Here’s how Gauss did it.
When we seek the best value to give to z, we have no alternative but to take the average of x1, x2, …, xn in the absence of any considerations that would justify a choice. Therefore the law of errors fits this mode of operation. Gauss looks for what should be the most likely value of phi, the mean value.
And here’s my paraphrase: as the great physicist Gabriel Lippmann once told Poincare, “Everybody believes in the Gaussian Law of Errors, the experimenters because they imagine that it is a mathematical theorem and the mathematicians because they believe it is an empirical fact.”

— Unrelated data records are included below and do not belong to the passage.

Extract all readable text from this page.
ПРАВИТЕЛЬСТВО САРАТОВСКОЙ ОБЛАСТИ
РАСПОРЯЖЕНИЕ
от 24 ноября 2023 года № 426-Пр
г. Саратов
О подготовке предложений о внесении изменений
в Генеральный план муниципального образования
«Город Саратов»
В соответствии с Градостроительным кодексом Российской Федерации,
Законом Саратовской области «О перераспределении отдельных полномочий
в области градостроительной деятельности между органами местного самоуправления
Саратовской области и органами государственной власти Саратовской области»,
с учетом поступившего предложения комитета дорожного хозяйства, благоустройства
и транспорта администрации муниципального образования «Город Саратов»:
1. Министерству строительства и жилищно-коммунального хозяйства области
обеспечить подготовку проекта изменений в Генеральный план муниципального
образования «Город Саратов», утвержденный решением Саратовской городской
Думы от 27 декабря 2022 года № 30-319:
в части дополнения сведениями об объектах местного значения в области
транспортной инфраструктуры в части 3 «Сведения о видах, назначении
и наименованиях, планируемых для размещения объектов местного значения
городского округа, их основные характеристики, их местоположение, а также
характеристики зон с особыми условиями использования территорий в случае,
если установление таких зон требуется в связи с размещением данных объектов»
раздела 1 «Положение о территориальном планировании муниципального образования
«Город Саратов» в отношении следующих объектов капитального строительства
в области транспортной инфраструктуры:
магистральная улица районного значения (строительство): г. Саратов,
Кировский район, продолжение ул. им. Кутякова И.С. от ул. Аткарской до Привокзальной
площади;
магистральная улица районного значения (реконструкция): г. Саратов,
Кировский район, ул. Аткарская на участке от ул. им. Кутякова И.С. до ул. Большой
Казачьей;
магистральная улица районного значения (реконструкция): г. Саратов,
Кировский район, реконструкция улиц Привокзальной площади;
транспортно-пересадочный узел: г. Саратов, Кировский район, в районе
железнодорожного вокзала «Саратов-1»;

[sup]1[/sup]Translators note: huh?
The American astronomer and mathematician Charles Sanders Peirce wondered about the Law of Errors as well. To test it, he hired a laborer with no scientific background to respond to a signal by pressing a telegraph key. Peirce would measure the gap between the signal and the response in milliseconds. He did this for 24 days, 500 times per day. In 1872.
By the central limit theorem, he hypothesized that the resulting distribution would be Gauss. He was happy with his results: these graphs do indeed appear to be approximately normal[sup]1[/sup], as he came to label that distribution. This seemed to him to justify the use of least squares methods.
Sort of. His data was re-evaluated in 1928 by Edwin B. Wilson and Margartz M. Hilrirty. They concluded that the sample had many more outliers than a Gaussian and a positive skew as well. The dataset was revisited in 2009 by Roger Koenker of the University of Illinois using modern significance tests. Gaussian skewness was rejected in 19 out of 24 days; Gaussian kurtosis was rejected on all days. The author suggested that median approaches might be superior to mean ones, and that quantile approaches might be even better.
How did Peirce, sometimes referred to as one of the two greatest American scientists of the 1800s, form his conclusion? Well the plots actually do reveal some visual skew and kurtosis. But they also conform to Tukey’s Maxim: “All distributions are normal in the middle.”
[sup]1[/sup]See Peirce, C. S. (1873): On the Theory of Errors of Observation," Report of the Superintendent of the U.S. Coast Survey , pp. 200-224., Reprinted in The New Elements of Mathematics , (1976) collected papers of C.S. Peirce, ed. by C. Eisele, Humanities Press: Atlantic Highlands, N.J., vol. 3, part 1, 639-676.